Officials pointed out that for now India, has decided to absorb the shock through higher subsidies. “It is a fiscal dilemma. Either absorb the shock or risk reduced fertiliser application, with knock-on effects for farm output and food prices,” they pointed out.

This is precisely the kind of systemic vulnerability the new model treaty seeks to address. A disruption in a single maritime corridor has through energy markets send price shock waves into fertiliser production and, ultimately, into food security risks for import-dependent economies like India.

“The assumption that global markets can seamlessly reallocate supply has broken down under stress. The model treaty proposes a fundamentally different architecture, one in which trade is subordinated to food security, environmental sustainability, and equity rather than treated as an end in itself,” explained Dhar.

“It explicitly calls for governments to reclaim policy space to support domestic production, diversify supply chains, and intervene in markets where necessary,” he added.


WTO rules in order to ensure a “level playing field” between the developed farm surplus economies of the US, Australia and other western nations had actually penalised any third world government moves to do so,

Already faced with rising fertiliser costs and uncertain supplies, policymakers in India are accelerating efforts to diversify sources of phosphates and potash, including overseas investments in mineral assets.

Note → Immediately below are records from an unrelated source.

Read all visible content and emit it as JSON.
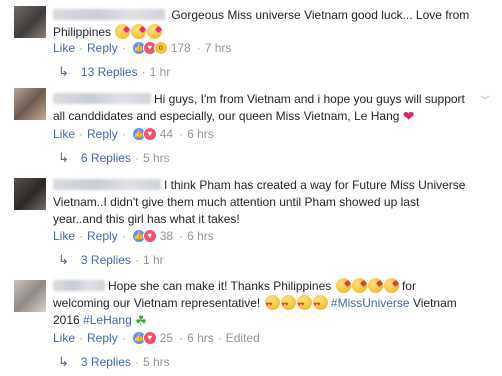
{
  "comments": [
    {
      "text": "Gorgeous Miss universe Vietnam good luck... Love from Philippines",
      "text_line1": "Gorgeous Miss universe Vietnam good luck... Love from",
      "text_line2": "Philippines",
      "like_label": "Like",
      "reply_label": "Reply",
      "reaction_count": "178",
      "time": "7 hrs",
      "replies_label": "13 Replies",
      "replies_time": "1 hr"
    },
    {
      "text_line1": "Hi guys, I'm from Vietnam and i hope you guys will support",
      "text_line2": "all canddidates and especially, our queen Miss Vietnam, Le Hang",
      "like_label": "Like",
      "reply_label": "Reply",
      "reaction_count": "44",
      "time": "6 hrs",
      "replies_label": "6 Replies",
      "replies_time": "5 hrs"
    },
    {
      "text_line1": "I think Pham has created a way for Future Miss Universe",
      "text_line2": "Vietnam..I didn't give them much attention until Pham showed up last",
      "text_line3": "year..and this girl has what it takes!",
      "like_label": "Like",
      "reply_label": "Reply",
      "reaction_count": "38",
      "time": "6 hrs",
      "replies_label": "3 Replies",
      "replies_time": "1 hr"
    },
    {
      "text_line1a": "Hope she can make it! Thanks Philippines",
      "text_line1b": "for",
      "text_line2a": "welcoming our Vietnam representative!",
      "text_line2_hashtag": "#MissUniverse",
      "text_line2b": "Vietnam",
      "text_line3a": "2016",
      "text_line3_hashtag": "#LeHang",
      "like_label": "Like",
      "reply_label": "Reply",
      "reaction_count": "25",
      "time": "6 hrs",
      "edited_label": "Edited",
      "replies_label": "3 Replies",
      "replies_time": "5 hrs"
    }
  ],
  "colors": {
    "link": "#4267b2",
    "meta": "#90949c",
    "text": "#1d2129",
    "like_reaction": "#5890ff",
    "love_reaction": "#f25268",
    "wow_reaction": "#f7c23b"
  }
}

There is renewed emphasis on expanding domestic urea production and securing long-term LNG contracts from outside the Gulf.

Yet these are medium- to long-term adjustments; in the immediate term, food systems remain exposed. India has to plan for the longer term as the current war is likely to leave a lasting imprint.

Even in the event of a ceasefire, insurers and shipping markets are expected to embed a persistent “war-risk” premium into Hormuz-linked trade.

That implies a structurally higher cost floor for energy, fertilisers, and by extension, food production in countries like India. Which in turn means volatility is being priced in permanently.

The WTO’s rules were designed for a world where efficiency and comparative advantage could be pursued under relatively stable geopolitical conditions.

However, the current crisis has shown that when supply chains are tightly coupled and concentrated, shocks do not remain localised, they cascade with ripple effects throughout the world.

“The model treaty directly targets these structural weaknesses. It calls for reducing excessive concentration in global food and input markets, regulating large agribusiness firms and commodity traders, and ensuring that farmers receive prices that reflect the true cost of sustainable production,” said Dhar.

It also reframes food security as a “common concern of humankind,” suggesting that states have both the right and the obligation to intervene, even if that means restricting trade under certain conditions.

Such provisions would mark a significant departure from the liberalisation-first approach embedded in existing WTO agreements.

Interestingly, the behaviour of states during the current crisis, whether through subsidies, supply controls, or strategic diversification, suggests that practice is already moving ahead of doctrine.

The US–Iran war has done more than disrupt markets. It has exposed the underlying architecture of global trade as one built on assumptions that no longer hold.